CITSEM, Universidad Politécnica de Madrid, 28031, Madrid, Spain.
Int J Comput Assist Radiol Surg. 2024 Jul;19(7):1367-1374. doi: 10.1007/s11548-024-03102-5. Epub 2024 May 18.
Magnetic resonance imaging (MRI) is a common technique in image-guided neurosurgery (IGN). Recent research explores the integration of methods like ultrasound and tomography, among others, with hyperspectral (HS) imaging gaining attention due to its non-invasive real-time tissue classification capabilities. The main challenge is the registration process, often requiring manual intervention. This work introduces an automatic, markerless method for aligning HS images with MRI.
This work presents a multimodal system that combines RGB-Depth (RGBD) and HS cameras. The RGBD camera captures the patient's facial geometry, which is used for registration with the preoperative MR through ICP. Once MR-depth registration is complete, the integration of HS data is achieved using a calibrated homography transformation. The incorporation of external tracking with a novel calibration method allows camera mobility from the registration position to the craniotomy area. This methodology streamlines the fusion of RGBD, HS and MR images within the craniotomy area.

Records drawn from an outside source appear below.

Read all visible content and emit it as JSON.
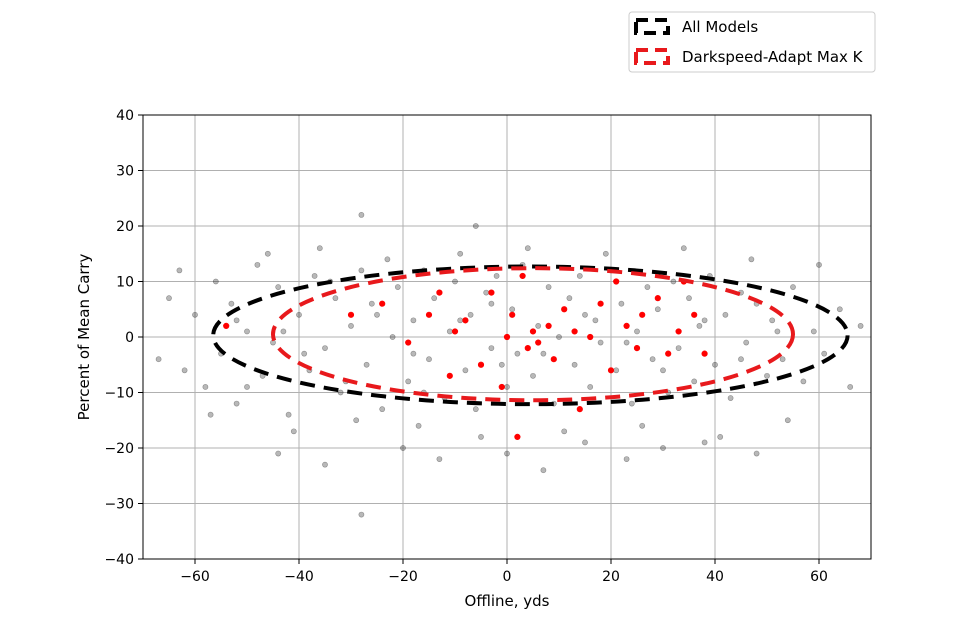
{
  "chart_data": {
    "type": "scatter",
    "title": "",
    "xlabel": "Offline, yds",
    "ylabel": "Percent of Mean Carry",
    "xlim": [
      -70,
      70
    ],
    "ylim": [
      -40,
      40
    ],
    "xticks": [
      -60,
      -40,
      -20,
      0,
      20,
      40,
      60
    ],
    "yticks": [
      -40,
      -30,
      -20,
      -10,
      0,
      10,
      20,
      30,
      40
    ],
    "xtick_labels": [
      "−60",
      "−40",
      "−20",
      "0",
      "20",
      "40",
      "60"
    ],
    "ytick_labels": [
      "−40",
      "−30",
      "−20",
      "−10",
      "0",
      "10",
      "20",
      "30",
      "40"
    ],
    "grid": true,
    "legend_position": "above-right",
    "series": [
      {
        "name": "All Models",
        "kind": "points",
        "color": "#000000",
        "opacity": 0.28,
        "points": [
          [
            -65,
            7
          ],
          [
            -62,
            -6
          ],
          [
            -60,
            4
          ],
          [
            -58,
            -9
          ],
          [
            -56,
            10
          ],
          [
            -55,
            -3
          ],
          [
            -53,
            6
          ],
          [
            -52,
            -12
          ],
          [
            -50,
            1
          ],
          [
            -48,
            13
          ],
          [
            -47,
            -7
          ],
          [
            -45,
            -1
          ],
          [
            -44,
            9
          ],
          [
            -42,
            -14
          ],
          [
            -40,
            4
          ],
          [
            -38,
            -6
          ],
          [
            -37,
            11
          ],
          [
            -35,
            -2
          ],
          [
            -33,
            7
          ],
          [
            -32,
            -10
          ],
          [
            -30,
            2
          ],
          [
            -28,
            12
          ],
          [
            -27,
            -5
          ],
          [
            -26,
            6
          ],
          [
            -24,
            -13
          ],
          [
            -22,
            0
          ],
          [
            -21,
            9
          ],
          [
            -19,
            -8
          ],
          [
            -18,
            3
          ],
          [
            -16,
            12
          ],
          [
            -15,
            -4
          ],
          [
            -14,
            7
          ],
          [
            -12,
            -11
          ],
          [
            -11,
            1
          ],
          [
            -10,
            10
          ],
          [
            -8,
            -6
          ],
          [
            -7,
            4
          ],
          [
            -6,
            -13
          ],
          [
            -4,
            8
          ],
          [
            -3,
            -2
          ],
          [
            -2,
            11
          ],
          [
            0,
            -9
          ],
          [
            1,
            5
          ],
          [
            2,
            -3
          ],
          [
            3,
            13
          ],
          [
            5,
            -7
          ],
          [
            6,
            2
          ],
          [
            8,
            9
          ],
          [
            9,
            -12
          ],
          [
            10,
            0
          ],
          [
            12,
            7
          ],
          [
            13,
            -5
          ],
          [
            14,
            11
          ],
          [
            16,
            -9
          ],
          [
            17,
            3
          ],
          [
            18,
            -1
          ],
          [
            20,
            12
          ],
          [
            21,
            -6
          ],
          [
            22,
            6
          ],
          [
            24,
            -12
          ],
          [
            25,
            1
          ],
          [
            27,
            9
          ],
          [
            28,
            -4
          ],
          [
            29,
            5
          ],
          [
            31,
            -10
          ],
          [
            32,
            10
          ],
          [
            33,
            -2
          ],
          [
            35,
            7
          ],
          [
            36,
            -8
          ],
          [
            37,
            2
          ],
          [
            39,
            11
          ],
          [
            40,
            -5
          ],
          [
            42,
            4
          ],
          [
            43,
            -11
          ],
          [
            45,
            8
          ],
          [
            46,
            -1
          ],
          [
            48,
            6
          ],
          [
            50,
            -7
          ],
          [
            51,
            3
          ],
          [
            53,
            -4
          ],
          [
            55,
            9
          ],
          [
            57,
            -8
          ],
          [
            59,
            1
          ],
          [
            61,
            -3
          ],
          [
            64,
            5
          ],
          [
            66,
            -9
          ],
          [
            68,
            2
          ],
          [
            -67,
            -4
          ],
          [
            -63,
            12
          ],
          [
            -57,
            -14
          ],
          [
            -46,
            15
          ],
          [
            -41,
            -17
          ],
          [
            -36,
            16
          ],
          [
            -29,
            -15
          ],
          [
            -23,
            14
          ],
          [
            -17,
            -16
          ],
          [
            -9,
            15
          ],
          [
            -5,
            -18
          ],
          [
            4,
            16
          ],
          [
            11,
            -17
          ],
          [
            19,
            15
          ],
          [
            26,
            -16
          ],
          [
            34,
            16
          ],
          [
            41,
            -18
          ],
          [
            47,
            14
          ],
          [
            54,
            -15
          ],
          [
            60,
            13
          ],
          [
            -44,
            -21
          ],
          [
            -35,
            -23
          ],
          [
            -28,
            22
          ],
          [
            -20,
            -20
          ],
          [
            -13,
            -22
          ],
          [
            -6,
            20
          ],
          [
            0,
            -21
          ],
          [
            7,
            -24
          ],
          [
            15,
            -19
          ],
          [
            23,
            -22
          ],
          [
            30,
            -20
          ],
          [
            38,
            -19
          ],
          [
            48,
            -21
          ],
          [
            -28,
            -32
          ],
          [
            -50,
            -9
          ],
          [
            -52,
            3
          ],
          [
            -39,
            -3
          ],
          [
            -31,
            -8
          ],
          [
            -25,
            4
          ],
          [
            -18,
            -3
          ],
          [
            -9,
            3
          ],
          [
            -1,
            -5
          ],
          [
            7,
            -3
          ],
          [
            15,
            4
          ],
          [
            23,
            -1
          ],
          [
            30,
            -6
          ],
          [
            38,
            3
          ],
          [
            45,
            -4
          ],
          [
            52,
            1
          ],
          [
            -43,
            1
          ],
          [
            -34,
            10
          ],
          [
            -16,
            -10
          ],
          [
            -3,
            6
          ]
        ]
      },
      {
        "name": "Darkspeed-Adapt Max K",
        "kind": "points",
        "color": "#ff0000",
        "opacity": 1,
        "points": [
          [
            -54,
            2
          ],
          [
            -30,
            4
          ],
          [
            -19,
            -1
          ],
          [
            -15,
            4
          ],
          [
            -13,
            8
          ],
          [
            -10,
            1
          ],
          [
            -8,
            3
          ],
          [
            -5,
            -5
          ],
          [
            -3,
            8
          ],
          [
            -1,
            -9
          ],
          [
            0,
            0
          ],
          [
            1,
            4
          ],
          [
            3,
            11
          ],
          [
            4,
            -2
          ],
          [
            5,
            1
          ],
          [
            6,
            -1
          ],
          [
            8,
            2
          ],
          [
            9,
            -4
          ],
          [
            11,
            5
          ],
          [
            13,
            1
          ],
          [
            14,
            -13
          ],
          [
            16,
            0
          ],
          [
            18,
            6
          ],
          [
            20,
            -6
          ],
          [
            21,
            10
          ],
          [
            23,
            2
          ],
          [
            25,
            -2
          ],
          [
            26,
            4
          ],
          [
            29,
            7
          ],
          [
            31,
            -3
          ],
          [
            33,
            1
          ],
          [
            34,
            10
          ],
          [
            36,
            4
          ],
          [
            38,
            -3
          ],
          [
            -24,
            6
          ],
          [
            -11,
            -7
          ],
          [
            2,
            -18
          ]
        ]
      },
      {
        "name": "All Models",
        "kind": "ellipse",
        "color": "#000000",
        "center": [
          4.5,
          0.3
        ],
        "rx": 61,
        "ry": 12.4,
        "dash": "dashed"
      },
      {
        "name": "Darkspeed-Adapt Max K",
        "kind": "ellipse",
        "color": "#e8191c",
        "center": [
          5,
          0.5
        ],
        "rx": 50,
        "ry": 11.9,
        "dash": "dashed"
      }
    ],
    "legend": {
      "entries": [
        {
          "label": "All Models",
          "color": "#000000"
        },
        {
          "label": "Darkspeed-Adapt Max K",
          "color": "#e8191c"
        }
      ]
    }
  }
}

Using the described system and an anthropomorphic phantom head, the system has been characterised by registering the patient's face in 25 positions and 5 positions resulted in a fiducial registration error of 1.88 ± 0.19 mm and a target registration error of 4.07 ± 1.28 mm, respectively.
This work proposes a new methodology to automatically register MR and HS information with a sufficient accuracy. It can support the neurosurgeons to guide the diagnosis using multimodal data over an augmented reality representation. However, in its preliminary prototype stage, this system exhibits significant promise, driven by its cost-effectiveness and user-friendly design.
磁共振成像(MRI)是影像引导神经外科(IGN)中常用的技术。最近的研究探索了将超声和断层扫描等方法与高光谱(HS)成像相结合,由于其具有非侵入性实时组织分类能力,HS 成像受到关注。主要挑战是配准过程,通常需要手动干预。这项工作介绍了一种自动、无标记的 HS 图像与 MRI 对齐方法。
这项工作提出了一种结合 RGB-Depth(RGBD)和 HS 相机的多模态系统。RGBD 相机捕获患者的面部几何形状,通过 ICP 与术前 MR 进行配准。完成 MR-depth 配准后,使用校准的单应性变换实现 HS 数据的集成。通过使用新的校准方法与外部跟踪的结合,允许相机从配准位置移动到颅骨切开区域。这种方法简化了颅骨切开区域内 RGBD、HS 和 MR 图像的融合。
使用描述的系统和一个拟人化的头部模型,在 25 个位置注册患者的面部,在 5 个位置注册时,分别得到了 1.88 ± 0.19mm 的基准配准误差和 4.07 ± 1.28mm 的目标配准误差。
这项工作提出了一种新的方法,可以以足够的精度自动注册 MR 和 HS 信息。它可以支持神经外科医生使用多模态数据在增强现实表示中进行诊断。然而,在其初步原型阶段,由于其成本效益和用户友好的设计,该系统具有很大的潜力。